Position Sensors for Military & Defense

Find position sensor manufacturers & suppliers of rugged, lightweight and mil-spec positioning sensors for military and defense applications
Overview Position Sensors for Military & Defense
By Technology Editor Last updated: March 23rd, 2022

Mil-Spec Position Sensor Technology

Position sensors report mechanical position, either in the form of absolute position, which is a location within a framework, or relative position, which is a displacement from a specified starting point. They may measure position in terms of linear, angular or rotary movement.

Position sensors may be used for a variety of applications in military vehicles and systems.

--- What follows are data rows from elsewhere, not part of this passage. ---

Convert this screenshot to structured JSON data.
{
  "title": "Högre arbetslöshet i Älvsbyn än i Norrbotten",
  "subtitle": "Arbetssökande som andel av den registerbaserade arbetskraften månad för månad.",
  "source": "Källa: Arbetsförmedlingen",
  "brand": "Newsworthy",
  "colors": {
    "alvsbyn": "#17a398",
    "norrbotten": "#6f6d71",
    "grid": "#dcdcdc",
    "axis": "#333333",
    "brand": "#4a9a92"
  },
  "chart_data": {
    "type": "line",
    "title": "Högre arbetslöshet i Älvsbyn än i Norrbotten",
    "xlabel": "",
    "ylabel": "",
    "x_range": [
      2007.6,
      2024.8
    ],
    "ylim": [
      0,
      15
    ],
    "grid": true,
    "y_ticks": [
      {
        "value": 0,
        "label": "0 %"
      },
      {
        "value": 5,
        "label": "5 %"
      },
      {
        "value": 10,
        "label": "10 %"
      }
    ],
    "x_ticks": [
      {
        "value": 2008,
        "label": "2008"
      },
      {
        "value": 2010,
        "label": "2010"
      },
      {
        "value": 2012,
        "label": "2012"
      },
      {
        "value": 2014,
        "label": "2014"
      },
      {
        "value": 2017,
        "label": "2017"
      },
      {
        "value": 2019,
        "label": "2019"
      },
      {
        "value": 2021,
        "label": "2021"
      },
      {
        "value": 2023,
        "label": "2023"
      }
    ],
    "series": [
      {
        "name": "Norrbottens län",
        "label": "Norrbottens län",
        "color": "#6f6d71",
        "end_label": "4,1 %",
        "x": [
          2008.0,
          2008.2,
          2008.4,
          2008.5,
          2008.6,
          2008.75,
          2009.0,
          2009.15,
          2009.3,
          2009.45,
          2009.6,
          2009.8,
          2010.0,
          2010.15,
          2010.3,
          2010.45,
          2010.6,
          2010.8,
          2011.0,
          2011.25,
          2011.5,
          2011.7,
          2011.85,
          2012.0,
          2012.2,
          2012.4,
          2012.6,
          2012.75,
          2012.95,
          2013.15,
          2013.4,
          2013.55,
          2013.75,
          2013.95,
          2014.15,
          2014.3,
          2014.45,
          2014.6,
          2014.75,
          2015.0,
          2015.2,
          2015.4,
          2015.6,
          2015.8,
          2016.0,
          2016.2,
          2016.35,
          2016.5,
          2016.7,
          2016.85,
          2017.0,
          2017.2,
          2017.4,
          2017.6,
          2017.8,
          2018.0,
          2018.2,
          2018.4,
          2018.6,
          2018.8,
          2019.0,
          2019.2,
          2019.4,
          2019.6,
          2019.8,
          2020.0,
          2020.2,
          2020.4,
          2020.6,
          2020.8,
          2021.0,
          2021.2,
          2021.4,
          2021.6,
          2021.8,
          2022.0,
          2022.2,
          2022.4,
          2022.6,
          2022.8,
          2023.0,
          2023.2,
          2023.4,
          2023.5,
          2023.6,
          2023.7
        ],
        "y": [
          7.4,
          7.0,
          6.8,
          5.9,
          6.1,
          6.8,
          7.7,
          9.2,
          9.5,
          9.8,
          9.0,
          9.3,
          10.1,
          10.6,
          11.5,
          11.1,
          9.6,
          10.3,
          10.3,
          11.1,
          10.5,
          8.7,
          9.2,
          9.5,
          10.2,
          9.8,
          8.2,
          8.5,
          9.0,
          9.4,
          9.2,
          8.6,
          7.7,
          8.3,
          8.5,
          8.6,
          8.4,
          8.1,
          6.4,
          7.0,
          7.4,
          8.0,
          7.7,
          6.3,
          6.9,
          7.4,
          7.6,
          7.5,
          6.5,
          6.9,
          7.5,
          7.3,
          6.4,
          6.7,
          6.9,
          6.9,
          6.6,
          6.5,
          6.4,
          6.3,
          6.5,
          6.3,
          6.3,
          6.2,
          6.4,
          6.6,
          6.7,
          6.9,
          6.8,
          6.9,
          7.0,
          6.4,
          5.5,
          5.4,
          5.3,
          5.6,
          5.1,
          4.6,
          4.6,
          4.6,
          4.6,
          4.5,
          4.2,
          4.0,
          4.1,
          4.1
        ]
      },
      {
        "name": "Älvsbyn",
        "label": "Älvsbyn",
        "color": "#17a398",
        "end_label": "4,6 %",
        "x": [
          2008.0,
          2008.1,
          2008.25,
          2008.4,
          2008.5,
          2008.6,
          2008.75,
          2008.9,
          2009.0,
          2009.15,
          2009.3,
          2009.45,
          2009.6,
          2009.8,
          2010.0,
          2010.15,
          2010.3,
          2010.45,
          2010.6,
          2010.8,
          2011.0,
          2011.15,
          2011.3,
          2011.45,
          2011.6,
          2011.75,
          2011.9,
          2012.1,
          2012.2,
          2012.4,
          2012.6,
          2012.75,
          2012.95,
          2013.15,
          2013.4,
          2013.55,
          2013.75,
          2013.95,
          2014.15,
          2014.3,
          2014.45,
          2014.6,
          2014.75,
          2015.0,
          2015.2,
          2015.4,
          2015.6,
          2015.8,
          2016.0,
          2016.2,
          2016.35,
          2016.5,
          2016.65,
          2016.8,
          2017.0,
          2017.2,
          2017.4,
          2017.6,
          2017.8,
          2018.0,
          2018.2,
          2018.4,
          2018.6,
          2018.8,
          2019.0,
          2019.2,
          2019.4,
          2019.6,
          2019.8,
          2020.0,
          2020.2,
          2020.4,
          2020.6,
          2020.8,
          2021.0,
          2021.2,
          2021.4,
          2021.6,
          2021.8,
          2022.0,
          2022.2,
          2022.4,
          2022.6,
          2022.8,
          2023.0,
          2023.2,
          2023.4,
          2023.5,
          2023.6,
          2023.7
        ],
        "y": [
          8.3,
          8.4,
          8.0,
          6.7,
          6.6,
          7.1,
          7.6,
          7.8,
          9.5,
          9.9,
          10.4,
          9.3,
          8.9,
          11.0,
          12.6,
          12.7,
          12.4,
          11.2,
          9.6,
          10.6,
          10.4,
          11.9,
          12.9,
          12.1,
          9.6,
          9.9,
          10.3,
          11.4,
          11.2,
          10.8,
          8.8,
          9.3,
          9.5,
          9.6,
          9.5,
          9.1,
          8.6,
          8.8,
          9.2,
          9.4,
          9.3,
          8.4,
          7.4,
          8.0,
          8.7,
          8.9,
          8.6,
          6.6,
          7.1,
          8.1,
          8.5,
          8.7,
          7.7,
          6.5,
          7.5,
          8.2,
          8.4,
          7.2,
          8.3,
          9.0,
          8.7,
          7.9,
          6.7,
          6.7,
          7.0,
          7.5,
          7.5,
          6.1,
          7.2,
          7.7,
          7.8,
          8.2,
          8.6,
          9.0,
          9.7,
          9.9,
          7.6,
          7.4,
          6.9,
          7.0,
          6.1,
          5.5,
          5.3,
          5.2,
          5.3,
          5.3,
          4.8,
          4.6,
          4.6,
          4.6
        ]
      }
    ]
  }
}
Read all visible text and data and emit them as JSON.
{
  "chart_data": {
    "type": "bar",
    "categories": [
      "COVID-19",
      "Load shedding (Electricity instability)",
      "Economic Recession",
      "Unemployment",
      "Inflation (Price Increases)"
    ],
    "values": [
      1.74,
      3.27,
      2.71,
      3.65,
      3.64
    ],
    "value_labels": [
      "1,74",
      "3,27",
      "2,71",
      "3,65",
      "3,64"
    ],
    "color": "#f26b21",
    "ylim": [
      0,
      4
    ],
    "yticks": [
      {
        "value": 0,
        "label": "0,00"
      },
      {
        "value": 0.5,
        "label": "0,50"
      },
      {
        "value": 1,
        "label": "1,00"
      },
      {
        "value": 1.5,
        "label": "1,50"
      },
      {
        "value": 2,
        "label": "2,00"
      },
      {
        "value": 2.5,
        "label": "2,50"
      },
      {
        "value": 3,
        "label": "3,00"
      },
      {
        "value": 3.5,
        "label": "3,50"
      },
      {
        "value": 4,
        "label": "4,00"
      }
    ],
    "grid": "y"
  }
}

Linear position sensors are used in the control of aircraft flight surfaces, measurement of brake wear, and monitoring of the position of vehicle systems such as steering and transmission. Rotary position sensors are used to measure the speed of helicopter blades, the position of armored vehicle turrets, and the position of rotating shafts within engines and other mechanical systems. Angular position sensors may be used to measure the movement of pedals or of mechanical arms.

Position sensors may utilize a number of contact or non-contact technologies. Non-contact position sensors have the advantage of longer lifespan due to less wear and fewer moving parts, and may also be more resistant to dust and sand.

Inductive

Inductive position sensors are solid-state devices that can measure how a metallic object interacts with a magnetic field, using this to detect the position of the object. Due to being non-contact sensors, they are easy to install and use no moving parts. The magnetic field is also not affected by water, dust or sand.

Hall effect

Hall effect position sensors make use of a phenomenon whereby a magnetic field interacting with current flowing through a conductor produces a voltage that can be measured. While they are non-contact sensors, they use a magnet as an actuator and so may be susceptible to magnetic interference.

Optical

Optical position sensors operate either by using a receiver to directly detect a beam of light emitted from the other end of a sensor, or by detecting reflections from the emitted beam of light. A change in some characteristic of the light beam, such as wavelength, phase or intensity, can be translated into position information.